I think that those are a good start. I doubt that any of these will be implemented any time soon so expect America's economic problems to either not be solved or probably get worse. Right now, the driving force for worsening the economic fundamentals is the aggressive application of Keynesianism by the federal government. So what should we do?

What individuals should do:

  1. Get money out of harm's way. Look over your portfolio (retirement accounts, etc.) and avoid vulnerable sectors such as retail, manufacturing, consumer discretionary, financials, real estate, etc.
  2. Focus on "human need". As I have written in prior essays, stocks and ETFs tied to human need will do well in this unfolding economy. Focus on food, water, energy, etc. These defensive sectors will win in the long term.
  3. Turn your spare time into money. All of us have talents, skills, hobbies and expertise that can be turned into a profitable side-line, home-based business. In these times, I think that a home business is an economic necessity.
  4. Buy gold & silver bullion. As in prior essays, I emphasize that owning physical gold and silver is a common sense portion of a diversified portfolio.

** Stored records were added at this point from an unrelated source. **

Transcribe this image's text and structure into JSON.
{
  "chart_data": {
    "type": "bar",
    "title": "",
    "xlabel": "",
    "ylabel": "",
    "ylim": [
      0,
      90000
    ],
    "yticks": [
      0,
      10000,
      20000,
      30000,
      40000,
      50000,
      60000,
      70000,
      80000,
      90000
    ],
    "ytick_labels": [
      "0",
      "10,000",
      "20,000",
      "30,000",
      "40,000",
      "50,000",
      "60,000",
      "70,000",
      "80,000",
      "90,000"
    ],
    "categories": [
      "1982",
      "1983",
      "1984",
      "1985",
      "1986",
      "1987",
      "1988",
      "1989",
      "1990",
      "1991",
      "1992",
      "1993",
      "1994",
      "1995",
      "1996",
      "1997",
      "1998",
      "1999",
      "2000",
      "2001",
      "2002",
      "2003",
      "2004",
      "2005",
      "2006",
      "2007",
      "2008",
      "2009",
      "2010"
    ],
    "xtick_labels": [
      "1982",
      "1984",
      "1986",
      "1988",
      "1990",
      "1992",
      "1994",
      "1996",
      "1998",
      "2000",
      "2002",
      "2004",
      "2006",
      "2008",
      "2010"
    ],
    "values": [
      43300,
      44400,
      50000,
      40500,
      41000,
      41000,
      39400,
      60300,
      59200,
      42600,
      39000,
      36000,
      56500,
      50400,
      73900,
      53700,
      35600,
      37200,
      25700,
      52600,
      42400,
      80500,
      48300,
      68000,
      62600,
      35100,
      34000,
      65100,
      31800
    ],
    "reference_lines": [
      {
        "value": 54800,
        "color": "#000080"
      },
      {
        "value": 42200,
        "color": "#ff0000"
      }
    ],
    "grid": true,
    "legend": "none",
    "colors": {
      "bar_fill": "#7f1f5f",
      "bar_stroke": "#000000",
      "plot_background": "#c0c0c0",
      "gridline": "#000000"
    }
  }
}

There are many more things that you can do to educate yourself and easily do some simple strategies to help yourself and your family to survive and thrive in this wretched economic environment (Find out more at www.ProsperityNetwork.net).

Considering that this is tax month, don't forget to start arranging your financial affairs to minimize your federal, state and local taxes for the 2009 calendar year. Considering what is coming during the next few years, you will definitely need to.

As total tax liabilities keep increasing and get more burdensome on the private economy, they will become yet another "imbalance" that our society will unfortunately have to deal with. The folks at the April 15th "Tea Parties" get it; let's hope our leaders do as well.